# Litigation value extraction for OLDP

This is a demo how to use our open data platform and to create your own annotations. 
As example annotation we choice the *litigation value* (Streitwert) that should be available for a large portion of cases (1:1 relation).

Before you start read the following pages:
- General infos: http://de.openlegaldata.io/pages/api/


In [24]:
import json
import re
import locale
import os
import sys

In [25]:
# API key
API_KEY = os.getenv('OLDP_API_KEY', 'ADD_YOUR_KEY_HERE')
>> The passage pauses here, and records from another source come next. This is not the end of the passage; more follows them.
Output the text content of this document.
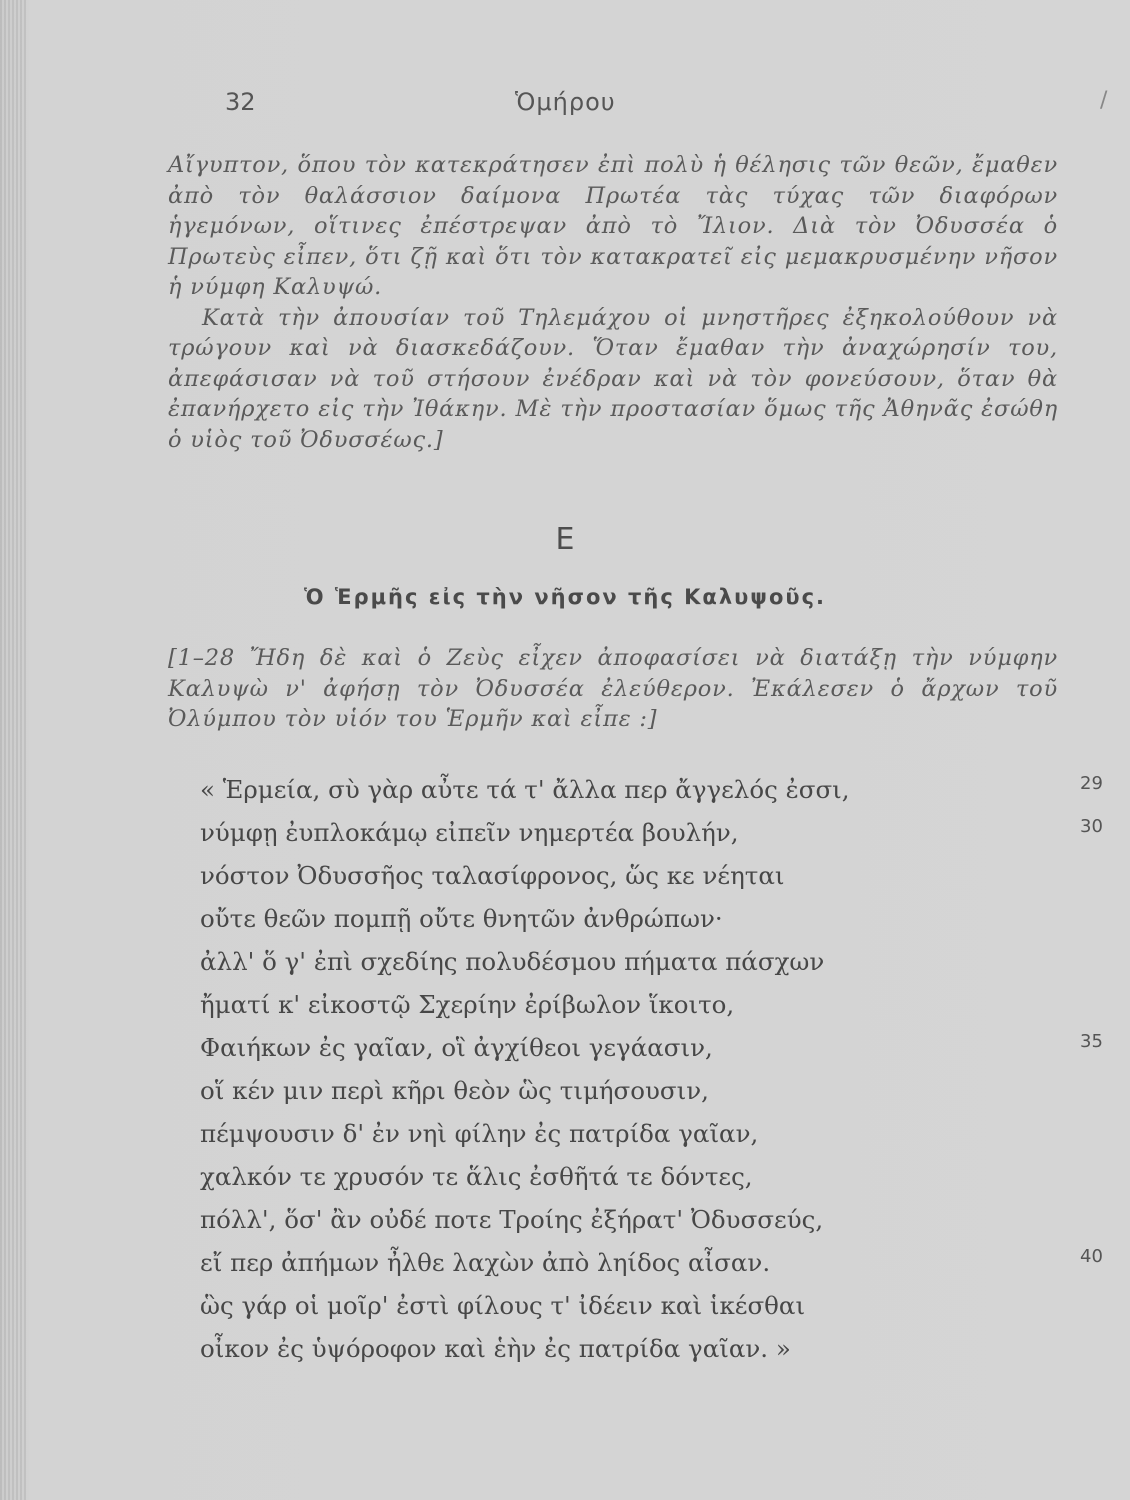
32	Ὁμήρου	/

Αἴγυπτον, ὅπου τὸν κατεκράτησεν ἐπὶ πολὺ ἡ θέλησις τῶν θεῶν, ἔμαθεν ἀπὸ τὸν θαλάσσιον δαίμονα Πρωτέα τὰς τύχας τῶν διαφόρων ἡγεμόνων, οἵτινες ἐπέστρεψαν ἀπὸ τὸ Ἴλιον. Διὰ τὸν Ὀδυσσέα ὁ Πρωτεὺς εἶπεν, ὅτι ζῇ καὶ ὅτι τὸν κατακρατεῖ εἰς μεμακρυσμένην νῆσον ἡ νύμφη Καλυψώ.

Κατὰ τὴν ἀπουσίαν τοῦ Τηλεμάχου οἱ μνηστῆρες ἐξηκολούθουν νὰ τρώγουν καὶ νὰ διασκεδάζουν. Ὅταν ἔμαθαν τὴν ἀναχώρησίν του, ἀπεφάσισαν νὰ τοῦ στήσουν ἐνέδραν καὶ νὰ τὸν φονεύσουν, ὅταν θὰ ἐπανήρχετο εἰς τὴν Ἰθάκην. Μὲ τὴν προστασίαν ὅμως τῆς Ἀθηνᾶς ἐσώθη ὁ υἱὸς τοῦ Ὀδυσσέως.]

Ε
Ὁ Ἑρμῆς εἰς τὴν νῆσον τῆς Καλυψοῦς.

[1–28 Ἤδη δὲ καὶ ὁ Ζεὺς εἶχεν ἀποφασίσει νὰ διατάξῃ τὴν νύμφην Καλυψὼ ν' ἀφήσῃ τὸν Ὀδυσσέα ἐλεύθερον. Ἐκάλεσεν ὁ ἄρχων τοῦ Ὀλύμπου τὸν υἱόν του Ἑρμῆν καὶ εἶπε :]

« Ἑρμεία, σὺ γὰρ αὖτε τά τ' ἄλλα περ ἄγγελός ἐσσι,	29
νύμφῃ ἐυπλοκάμῳ εἰπεῖν νημερτέα βουλήν,	30
νόστον Ὀδυσσῆος ταλασίφρονος, ὥς κε νέηται
οὔτε θεῶν πομπῇ οὔτε θνητῶν ἀνθρώπων·
ἀλλ' ὅ γ' ἐπὶ σχεδίης πολυδέσμου πήματα πάσχων
ἤματί κ' εἰκοστῷ Σχερίην ἐρίβωλον ἵκοιτο,
Φαιήκων ἐς γαῖαν, οἳ ἀγχίθεοι γεγάασιν,	35
οἵ κέν μιν περὶ κῆρι θεὸν ὣς τιμήσουσιν,
πέμψουσιν δ' ἐν νηὶ φίλην ἐς πατρίδα γαῖαν,
χαλκόν τε χρυσόν τε ἅλις ἐσθῆτά τε δόντες,
πόλλ', ὅσ' ἂν οὐδέ ποτε Τροίης ἐξήρατ' Ὀδυσσεύς,
εἴ περ ἀπήμων ἦλθε λαχὼν ἀπὸ ληίδος αἶσαν.	40
ὣς γάρ οἱ μοῖρ' ἐστὶ φίλους τ' ἰδέειν καὶ ἱκέσθαι
οἶκον ἐς ὑψόροφον καὶ ἑὴν ἐς πατρίδα γαῖαν. »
if API_KEY == 'ADD_YOUR_KEY_HERE':
    print('Error: API_KEY is not set.\n\nYou can set OLDP_API_KEY as environment variable to add it directly to the code.')
    print('If you do not have your own key yet, you can get it for free on: https://de.openlegaldata.io/accounts/api/')
    sys.exit()


### Install OLDP-Client

```
pip install git+https://github.com/openlegaldata/oldp-sdk-python.git
```

Test API access:

```
curl -X GET https://de.openlegaldata.io/api/annotation_labels/ -H 'Authorization: Token YOUR_API_KEY_HERE'
```

In [26]:
# Import client SDK
from oldp_client import ApiClient, Configuration
from oldp_client.rest import ApiException
from oldp_client.api.cases_api import CasesApi
from oldp_client.api.cases_api import CasesApi

from oldp_client.api.annotation_labels_api import AnnotationLabelsApi
from oldp_client.api.case_annotations_api import CaseAnnotationsApi

# Setup API
config = Configuration()
config.api_key['Authorization'] = API_KEY
config.api_key_prefix['Authorization'] = 'Token'

# If something goes wrong, it is recommened to enable debugging
#config.debug = True

api_client = ApiClient(config)

# Define endpoints
cases_api = CasesApi(api_client)
annotation_labels_api = AnnotationLabelsApi(api_client)
case_annotations_api = CaseAnnotationsApi(api_client)

### Annotations

List all my (private) annotation labels.

In [16]:
# Available annotation labels
res = annotation_labels_api.annotation_labels_list(private=True)

#print(res)

for item in res.results:
    print(item)
    
# Create annotation label
label_id = 1  # created over GUI

{'annotation_value_type': 'int',
 'color': None,
 'created_at': datetime.datetime(2019, 2, 14, 9, 26, 54, 302148, tzinfo=tzlocal()),
 'id': 1,
 'many_annotations_per_label': False,
 'name': 'Streitwert',
 'owner': 'openlegaldata',
 'private': True,
 'slug': 'litigation-value',
 'trusted': 'False',
 'updated_at': datetime.datetime(2019, 2, 14, 10, 28, 23, 990808, tzinfo=tzlocal()),
 'use_marker': False}


### Load cases from dump

Reading a large number of items from the API is slow and can exceed your [throttle limits](https://oldp.readthedocs.io/en/latest/api.html#throttle-rates). Instead it is recommended to download a data dump and do the processing locally. Data dumps can be found [here](https://static.openlegaldata.io/dumps/).

```
# Download and decompress
wget https://static.openlegaldata.io/dumps/de/2019-02-19_oldp_cases.json.gz
gzip -d 2019-02-19_oldp_cases.json.gz
```

Next, we can read the dump file line-by-line:

In [27]:
# Load cases from dump file (alternatively we could get cases from API: search for "Streitwert")
file_path = 'data/dumps/cases.json'
n = 1000
cases = []

with open(file_path, 'r') as f:
    head = [next(f) for x in range(n)]

    for case_json in head:
        
        case = json.loads(case_json)
        if 'Streitwert' in case['content']:
            cases.append(case)


In [29]:
# ALTERNATIVE APPROACH (not in use)
# Use search API to find cases with `Streitwert`

# WARNING: search result does contain the content only as plain text not as HTML.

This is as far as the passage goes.